There have been six line-of-duty deaths within the HPD.
- Officer Charles E. Gall, EOW October 10, 1866
- Officer Murphy E. Flory, EOW June 26, 1901
- Officer John C. Middlekauff, EOW August 17, 1914
- Chief of Police George W. Fridinger, EOW February 28, 1918
- Officer Lynwood N. Vewcomer, EOW June 3, 1951
- Officer Donald Ralph Kline, EOW December 13, 1975

HPD has had a total of 23 Chiefs of Police since 1867

- 1867 - 1870 .... William Freaner
- 1882 - 1893 .... D. Williamson
- 1893 - 1909 .... John E. Benner/Alexander John E. Benner (one source has Benner retiring in 1900.)
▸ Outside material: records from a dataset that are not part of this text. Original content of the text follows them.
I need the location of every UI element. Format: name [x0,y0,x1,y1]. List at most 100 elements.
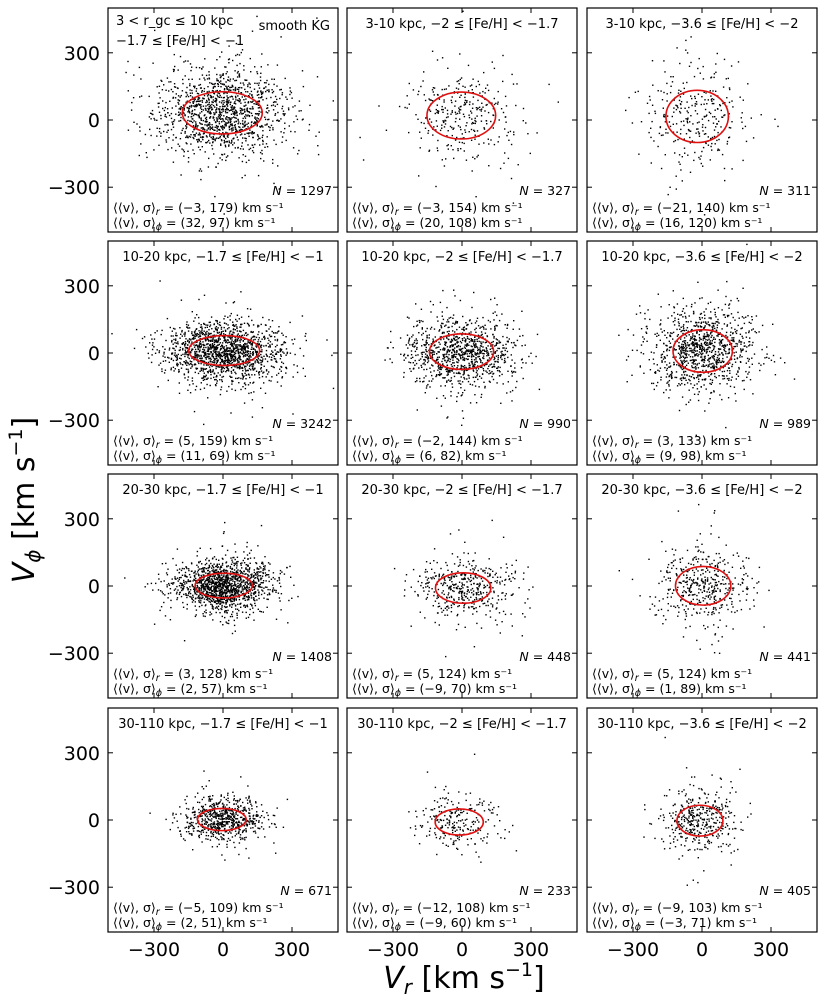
data-point [640,121,643,123]
data-point [228,145,230,147]
data-point [175,338,177,340]
data-point [728,377,730,380]
data-point [654,112,657,115]
data-point [194,335,196,337]
data-point [171,352,173,354]
data-point [218,109,221,111]
data-point [703,342,706,345]
data-point [435,129,437,131]
data-point [438,330,440,332]
data-point [299,347,301,350]
data-point [714,109,716,111]
data-point [685,39,687,42]
data-point [282,334,284,336]
data-point [750,322,752,324]
data-point [497,360,499,363]
data-point [218,123,221,125]
data-point [548,83,550,86]
data-point [707,348,709,350]
data-point [206,371,209,373]
data-point [500,355,502,357]
data-point [430,311,432,313]
data-point [675,104,677,106]
data-point [724,347,726,349]
data-point [212,104,215,107]
data-point [480,115,483,117]
data-point [244,351,247,354]
data-point [432,341,434,343]
data-point [482,368,484,370]
data-point [471,353,473,355]
data-point [471,351,473,353]
data-point [650,351,653,353]
data-point [194,363,196,365]
data-point [230,106,233,108]
data-point [236,88,238,90]
data-point [179,357,181,359]
data-point [226,348,228,350]
data-point [701,347,703,350]
data-point [193,331,196,333]
data-point [752,137,755,139]
data-point [436,125,438,127]
data-point [200,117,202,119]
data-point [428,149,431,151]
data-point [474,340,476,343]
data-point [195,132,198,134]
data-point [259,137,261,140]
data-point [248,111,251,114]
data-point [208,348,211,350]
data-point [209,333,211,335]
data-point [663,60,665,62]
data-point [404,106,406,109]
data-point [209,370,212,372]
data-point [241,334,243,337]
data-point [495,344,497,346]
data-point [223,101,225,104]
data-point [688,106,690,109]
data-point [728,113,730,115]
data-point [749,337,751,339]
data-point [242,376,244,379]
data-point [265,90,267,93]
data-point [241,133,243,135]
data-point [686,110,688,112]
data-point [755,332,758,334]
data-point [493,337,495,339]
data-point [457,337,459,340]
data-point [205,118,208,121]
data-point [239,62,241,65]
data-point [205,142,208,144]
data-point [245,104,247,106]
data-point [495,338,497,340]
data-point [182,127,184,130]
data-point [454,351,456,354]
data-point [442,395,445,397]
data-point [246,79,248,81]
data-point [167,148,169,151]
data-point [184,363,187,365]
data-point [707,359,709,361]
data-point [670,76,672,78]
data-point [166,317,169,320]
data-point [217,95,219,98]
panel-3: 3-10 kpc, −3.6 ≤ [Fe/H] < −2N = 311⟨⟨v⟩,… [586,7,818,233]
data-point [261,349,263,351]
data-point [483,328,485,330]
data-point [742,127,744,130]
data-point [220,76,222,78]
data-point [724,114,726,116]
data-point [485,370,487,372]
data-point [259,76,262,78]
data-point [245,334,248,337]
data-point [701,353,703,356]
data-point [185,101,187,103]
data-point [193,320,195,322]
data-point [677,138,679,141]
data-point [442,121,445,124]
data-point [244,174,246,177]
data-point [455,322,457,324]
data-point [470,338,472,340]
data-point [464,341,467,343]
data-point [446,331,449,333]
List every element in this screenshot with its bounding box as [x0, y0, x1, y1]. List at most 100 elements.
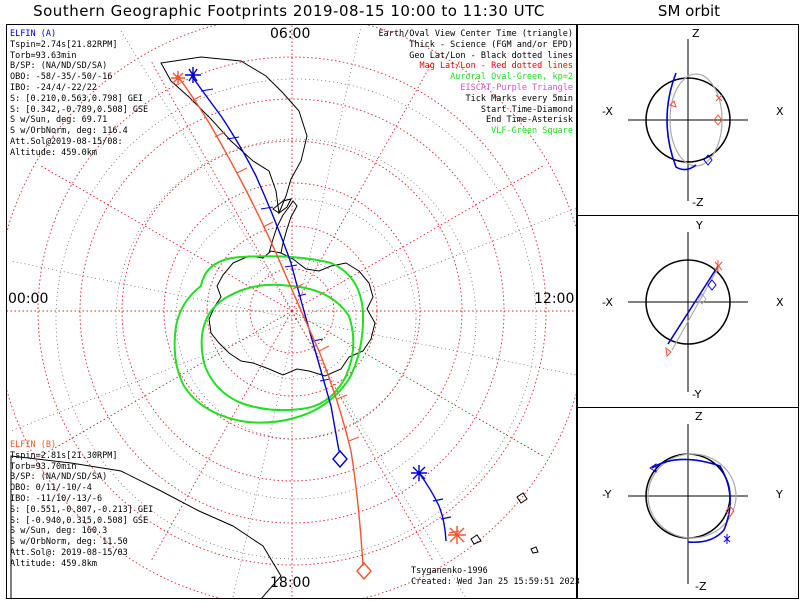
elfin-a-end-asterisk [185, 67, 201, 83]
orbit-triangle [665, 346, 672, 358]
elfin-b-line: Tspin=2.81s[21.30RPM] [10, 450, 118, 461]
elfin-a-orbit [651, 458, 731, 544]
legend-item: Thick - Science (FGM and/or EPD) [409, 39, 573, 50]
elfin-a-line: Tspin=2.74s[21.82RPM] [10, 39, 118, 50]
elfin-a-line: OBO: -58/-35/-50/-16 [10, 72, 113, 83]
axis-up-label: Z [695, 410, 703, 423]
elfin-a-line: B/SP: (NA/ND/SD/SA) [10, 61, 108, 72]
elfin-b-line: Altitude: 459.8km [10, 558, 97, 569]
elfin-b-orbit-asterisk [715, 94, 723, 102]
elfin-b-line: IBO: -11/10/-13/-6 [10, 493, 103, 504]
sm-orbit-xy-panel: Y -Y -X X [577, 215, 799, 408]
antarctic-peninsula-outline [268, 200, 298, 254]
elfin-a-second-start-asterisk [411, 465, 427, 481]
elfin-a-line: S w/Sun, deg: 69.71 [10, 115, 108, 126]
axis-down-label: -Y [692, 388, 702, 401]
elfin-a-line: S: [0.342,-0.789,0.508] GSE [10, 104, 149, 115]
continent-outlines [10, 56, 539, 598]
legend-item: Geo Lat/Lon - Black dotted lines [409, 50, 573, 61]
elfin-a-orbit-diamond [703, 154, 713, 166]
created-timestamp: Created: Wed Jan 25 15:59:51 2023 [411, 576, 580, 587]
mlt-label-left: 00:00 [8, 291, 49, 307]
axis-down-label: -Z [692, 196, 704, 209]
axis-left-label: -Y [602, 488, 612, 501]
elfin-a-line: IBO: -24/4/-22/22 [10, 82, 97, 93]
sm-orbit-xz-panel: Z -Z -X X [577, 24, 799, 216]
elfin-b-tick-red [448, 530, 460, 534]
auroral-oval-inner [200, 283, 355, 412]
mlt-label-top: 06:00 [270, 26, 311, 42]
sm-orbit-xy-plot [628, 232, 748, 392]
elfin-a-orbit-asterisk [723, 534, 731, 544]
elfin-a-track [190, 74, 340, 452]
tierra-del-fuego-outline [272, 198, 292, 214]
legend-item: EISCAT-Purple Triangle [460, 82, 573, 93]
elfin-b-line: Att.Sol@: 2019-08-15/03 [10, 547, 128, 558]
elfin-a-line: Att.Sol@2019-08-15/08: [10, 136, 123, 147]
elfin-b-orbit-diamond [725, 505, 735, 517]
elfin-b-second-asterisk [448, 526, 466, 544]
earth-circle [645, 77, 731, 163]
elfin-b-start-diamond [356, 561, 372, 581]
axis-down-label: -Z [695, 580, 707, 593]
elfin-b-line: S w/OrbNorm, deg: 11.50 [10, 537, 128, 548]
sm-orbit-title: SM orbit [657, 2, 721, 20]
elfin-b-info: ELFIN (B) Tspin=2.81s[21.30RPM] Torb=93.… [10, 440, 153, 570]
elfin-a-line: S w/OrbNorm, deg: 116.4 [10, 126, 128, 137]
elfin-a-info: ELFIN (A) Tspin=2.74s[21.82RPM] Torb=93.… [10, 29, 148, 159]
orbit-diamond [697, 293, 707, 305]
elfin-b-line: OBO: 0/11/-10/-4 [10, 483, 92, 494]
elfin-b-name: ELFIN (B) [10, 440, 57, 450]
elfin-b-tick-marks [190, 95, 360, 442]
elfin-a-line: S: [0.210,0.563,0.798] GEI [10, 93, 144, 104]
legend-item: Auroral Oval-Green, kp=2 [450, 72, 573, 83]
legend-item: Earth/Oval View Center Time (triangle) [378, 29, 573, 39]
elfin-b-end-asterisk [171, 71, 185, 85]
elfin-b-orbit-diamond [713, 114, 723, 126]
elfin-a-name: ELFIN (A) [10, 29, 57, 39]
elfin-a-orbit [666, 72, 697, 171]
footprint-map-panel: 06:00 00:00 12:00 18:00 [6, 24, 577, 599]
elfin-b-orbit [647, 453, 737, 539]
island-outline [530, 546, 539, 554]
antarctica-outline [208, 250, 376, 377]
mlt-label-bottom: 18:00 [270, 575, 311, 591]
elfin-b-line: S: [-0.940,0.315,0.508] GSE [10, 515, 149, 526]
elfin-b-line: S: [0.551,-0.807,-0.213] GEI [10, 504, 154, 515]
axis-up-label: Y [696, 219, 703, 232]
africa-outline [10, 455, 282, 598]
elfin-a-line: Torb=93.63min [10, 50, 77, 61]
elfin-a-second-track [418, 472, 447, 542]
elfin-b-orbit-asterisk [714, 260, 723, 272]
legend-item: VLF-Green Square [491, 126, 573, 137]
elfin-b-line: Torb=93.70min [10, 461, 77, 472]
elfin-a-tick-marks [200, 88, 331, 382]
orbit-triangle [649, 463, 657, 473]
elfin-b-track [176, 74, 364, 567]
model-name: Tsyganenko-1996 [411, 566, 488, 576]
sm-orbit-xz-plot [628, 39, 748, 201]
earth-circle [645, 259, 731, 345]
elfin-b-footprint [171, 71, 466, 581]
auroral-oval-outer [173, 255, 365, 424]
mag-longitude-grid [7, 25, 576, 598]
elfin-a-start-diamond [332, 449, 348, 469]
geo-latitude-grid [55, 78, 537, 560]
elfin-a-line: Altitude: 459.0km [10, 147, 97, 158]
legend-item: Tick Marks every 5min [465, 93, 573, 104]
legend-item: Mag Lat/Lon - Red dotted lines [419, 61, 573, 72]
footprint-map [7, 25, 576, 598]
axis-left-label: -X [602, 105, 613, 118]
auroral-oval [173, 255, 365, 424]
sm-orbit-yz-plot [628, 424, 748, 584]
elfin-b-line: S w/Sun, deg: 160.3 [10, 526, 108, 537]
axis-up-label: Z [692, 27, 700, 40]
axis-right-label: Y [776, 488, 783, 501]
mlt-label-right: 12:00 [534, 291, 575, 307]
sm-orbit-yz-panel: Z -Z -Y Y [577, 407, 799, 599]
legend: Earth/Oval View Center Time (triangle) T… [379, 29, 573, 137]
legend-item: Start Time-Diamond [480, 104, 573, 115]
axis-left-label: -X [602, 296, 613, 309]
south-america-outline [160, 56, 308, 215]
elfin-a-orbit-asterisk [707, 279, 717, 291]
- 1912 - 1918 .... George W. Fridinger
- 1918 - 1931 .... Thomas H. Barber
- 1931 - 1933 .... J.J. Cassidy
- 1933 - 1937 .... Clarence G. Emmert
- 1937 - 1940 .... Carl H. McCleary
- 1940 - 1943 .... William H. Peters
- 1943 - 1946 .... Max M. Rickard
- 1946 - 1956 .... Jesse Bailey Brown
- 1958 - 1966 .... Blair P. Overton
- 1966 - 1968 .... Harold Kisner (Acting)
- 1968 - 1968 .... Grayson Wigfield (Acting)
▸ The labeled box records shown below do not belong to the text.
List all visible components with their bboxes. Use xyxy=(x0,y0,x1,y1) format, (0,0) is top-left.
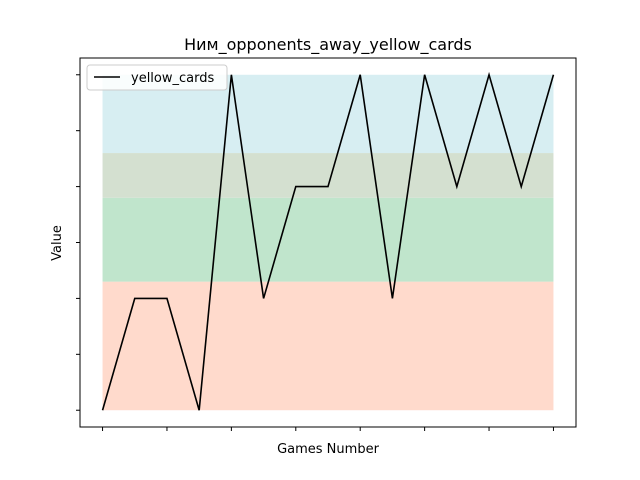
x-axis-label: Games Number xyxy=(277,442,379,457)
background-band-1 xyxy=(102,281,554,411)
legend-label: yellow_cards xyxy=(131,71,214,86)
series-layer xyxy=(101,71,555,411)
x-ticks xyxy=(102,427,554,431)
y-axis-label: Value xyxy=(50,225,65,261)
y-ticks xyxy=(76,74,80,411)
chart-title: Ним_opponents_away_yellow_cards xyxy=(184,35,472,55)
background-bands xyxy=(102,74,554,411)
background-band-2 xyxy=(102,197,554,282)
legend-box xyxy=(86,64,228,91)
legend: yellow_cards xyxy=(86,64,228,91)
background-band-3 xyxy=(102,153,554,198)
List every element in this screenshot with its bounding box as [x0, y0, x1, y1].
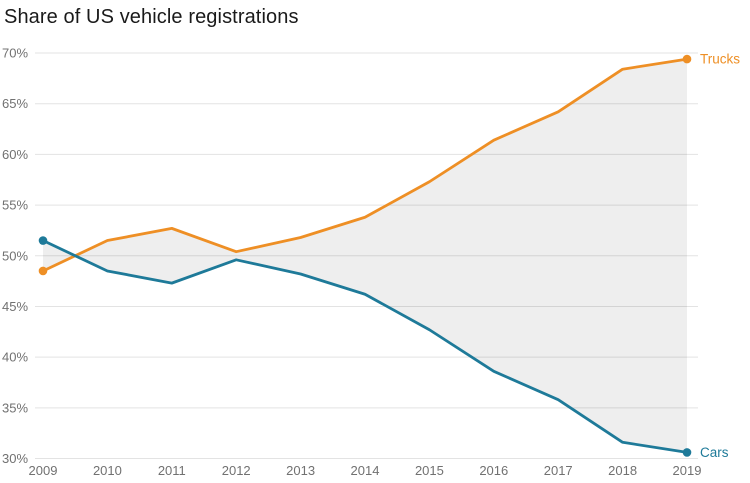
cars-marker-2009	[38, 236, 48, 245]
x-axis-tick-label-2014: 2014	[351, 463, 380, 478]
cars-marker-2019	[682, 448, 692, 457]
y-axis-tick-label-40: 40%	[2, 350, 28, 365]
y-axis-tick-label-45: 45%	[2, 299, 28, 314]
x-axis-tick-label-2019: 2019	[673, 463, 702, 478]
y-axis-tick-label-70: 70%	[2, 46, 28, 61]
cars-line	[41, 239, 689, 454]
x-axis-tick-label-2012: 2012	[222, 463, 251, 478]
trucks-line	[41, 57, 689, 273]
y-axis-tick-label-50: 50%	[2, 248, 28, 263]
trucks-marker-2009	[38, 266, 48, 276]
series-label-trucks: Trucks	[700, 52, 740, 67]
x-axis-tick-label-2016: 2016	[479, 463, 508, 478]
x-axis-tick-label-2015: 2015	[415, 463, 444, 478]
y-axis-tick-label-35: 35%	[2, 400, 28, 415]
y-axis-tick-label-55: 55%	[2, 198, 28, 213]
x-axis-tick-label-2010: 2010	[93, 463, 122, 478]
series-label-cars: Cars	[700, 445, 729, 460]
x-axis-tick-label-2011: 2011	[158, 463, 186, 478]
y-axis-tick-label-30: 30%	[2, 451, 28, 466]
y-axis-tick-label-60: 60%	[2, 147, 28, 162]
x-axis-tick-label-2018: 2018	[608, 463, 637, 478]
area-between-series	[43, 59, 687, 453]
x-axis-tick-label-2009: 2009	[29, 463, 58, 478]
x-axis-tick-label-2013: 2013	[286, 463, 315, 478]
chart-title: Share of US vehicle registrations	[4, 6, 299, 28]
x-axis-tick-label-2017: 2017	[544, 463, 573, 478]
y-axis-tick-label-65: 65%	[2, 96, 28, 111]
trucks-marker-2019	[682, 54, 692, 64]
- 1968 - 1972 .... Grayson F. Doarnberger
- 1972 - 1986 .... Clinton E. Mowen
- 1986 - 1993 .... Paul L. Wood
- 1993 - 1994 .... Robert I. Hart (Acting)
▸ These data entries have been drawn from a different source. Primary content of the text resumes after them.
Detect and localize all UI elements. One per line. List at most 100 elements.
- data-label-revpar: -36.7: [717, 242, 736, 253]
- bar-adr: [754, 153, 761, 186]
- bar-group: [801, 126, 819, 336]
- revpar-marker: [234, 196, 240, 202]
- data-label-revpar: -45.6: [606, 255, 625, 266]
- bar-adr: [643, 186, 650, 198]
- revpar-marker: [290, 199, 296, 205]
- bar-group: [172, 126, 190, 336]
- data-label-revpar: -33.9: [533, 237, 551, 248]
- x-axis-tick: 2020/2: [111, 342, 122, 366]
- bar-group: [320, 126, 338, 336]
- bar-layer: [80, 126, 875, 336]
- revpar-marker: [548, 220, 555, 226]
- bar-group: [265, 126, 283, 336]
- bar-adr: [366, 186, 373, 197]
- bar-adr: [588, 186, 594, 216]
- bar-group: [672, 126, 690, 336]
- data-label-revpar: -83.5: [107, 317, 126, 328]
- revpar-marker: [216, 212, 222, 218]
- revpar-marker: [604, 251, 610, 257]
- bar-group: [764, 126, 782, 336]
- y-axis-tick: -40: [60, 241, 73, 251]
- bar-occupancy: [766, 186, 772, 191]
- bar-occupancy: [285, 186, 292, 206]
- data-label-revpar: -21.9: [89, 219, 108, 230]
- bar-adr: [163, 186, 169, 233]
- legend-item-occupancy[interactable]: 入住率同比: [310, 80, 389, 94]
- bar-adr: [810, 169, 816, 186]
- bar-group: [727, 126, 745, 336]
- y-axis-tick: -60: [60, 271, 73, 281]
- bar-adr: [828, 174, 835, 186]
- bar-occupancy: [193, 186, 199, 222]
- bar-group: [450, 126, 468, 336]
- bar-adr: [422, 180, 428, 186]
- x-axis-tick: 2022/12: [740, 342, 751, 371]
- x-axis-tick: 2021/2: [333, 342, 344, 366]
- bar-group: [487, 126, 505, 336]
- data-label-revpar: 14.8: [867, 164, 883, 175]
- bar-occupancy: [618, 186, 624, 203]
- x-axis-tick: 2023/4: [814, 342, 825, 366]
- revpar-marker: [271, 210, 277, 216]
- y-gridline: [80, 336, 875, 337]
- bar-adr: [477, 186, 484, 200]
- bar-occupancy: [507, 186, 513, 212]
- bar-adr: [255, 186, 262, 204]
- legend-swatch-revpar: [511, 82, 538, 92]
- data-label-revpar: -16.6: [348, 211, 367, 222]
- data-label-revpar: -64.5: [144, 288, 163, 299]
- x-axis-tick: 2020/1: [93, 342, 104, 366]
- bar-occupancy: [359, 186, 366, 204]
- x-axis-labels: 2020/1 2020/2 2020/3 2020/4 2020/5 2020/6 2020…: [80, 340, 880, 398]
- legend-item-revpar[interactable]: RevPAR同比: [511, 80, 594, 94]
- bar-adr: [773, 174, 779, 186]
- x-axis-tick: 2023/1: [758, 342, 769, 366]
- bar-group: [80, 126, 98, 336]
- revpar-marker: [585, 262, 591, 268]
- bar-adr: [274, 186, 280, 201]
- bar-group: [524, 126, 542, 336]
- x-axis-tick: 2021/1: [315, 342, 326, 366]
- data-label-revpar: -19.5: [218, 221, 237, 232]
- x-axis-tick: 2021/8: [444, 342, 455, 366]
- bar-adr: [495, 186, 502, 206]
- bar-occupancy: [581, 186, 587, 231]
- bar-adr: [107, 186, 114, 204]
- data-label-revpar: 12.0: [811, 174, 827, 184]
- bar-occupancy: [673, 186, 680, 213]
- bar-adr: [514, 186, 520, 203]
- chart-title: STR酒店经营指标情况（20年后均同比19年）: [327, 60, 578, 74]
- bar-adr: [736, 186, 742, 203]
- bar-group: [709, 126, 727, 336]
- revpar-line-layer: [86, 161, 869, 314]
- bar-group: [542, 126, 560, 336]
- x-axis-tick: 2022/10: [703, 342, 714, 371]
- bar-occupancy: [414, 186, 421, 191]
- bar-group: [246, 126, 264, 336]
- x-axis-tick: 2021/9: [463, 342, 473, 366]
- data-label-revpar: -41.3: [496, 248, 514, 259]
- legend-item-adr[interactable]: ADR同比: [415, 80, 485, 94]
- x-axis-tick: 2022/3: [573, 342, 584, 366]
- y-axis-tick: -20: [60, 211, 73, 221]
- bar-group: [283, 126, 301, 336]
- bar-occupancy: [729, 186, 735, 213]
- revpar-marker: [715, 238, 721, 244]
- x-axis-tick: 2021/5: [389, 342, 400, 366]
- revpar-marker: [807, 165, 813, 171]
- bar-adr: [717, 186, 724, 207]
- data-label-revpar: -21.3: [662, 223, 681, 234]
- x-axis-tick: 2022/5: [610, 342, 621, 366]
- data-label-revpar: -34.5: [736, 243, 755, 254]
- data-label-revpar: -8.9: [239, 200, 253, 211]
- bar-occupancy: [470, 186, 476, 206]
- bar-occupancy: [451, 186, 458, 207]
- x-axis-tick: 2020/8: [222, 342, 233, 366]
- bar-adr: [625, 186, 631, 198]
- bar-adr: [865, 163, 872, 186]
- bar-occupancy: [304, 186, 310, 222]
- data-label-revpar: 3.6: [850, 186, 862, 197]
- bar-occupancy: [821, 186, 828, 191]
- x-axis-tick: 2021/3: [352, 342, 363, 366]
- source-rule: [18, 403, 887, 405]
- 1994 - 1999 .... Dale J. Jones
- 1999 - 2000 .... Robert I. Hart (Acting)
- 2000 - 2012 .... Arthur Smith (Charles Summers, Acting while Smith was in Afghanistan.)
- 2012 - 2015 .... Mark Holtzman
- 2015 - 2016 .... Paul Kifer (Acting)
- 2016 - 2018 .... Victor Brito
- 2018–Present .... Paul Kifer

==Organization==
Captain Paul “Joey” Kifer is Hagerstown's current Chief of Police .

The current headquarters of HPD is 50 North Burhans Boulevard (US 11). Before being renovated for law enforcement use, the building was the Western Maryland Railway Passenger Station.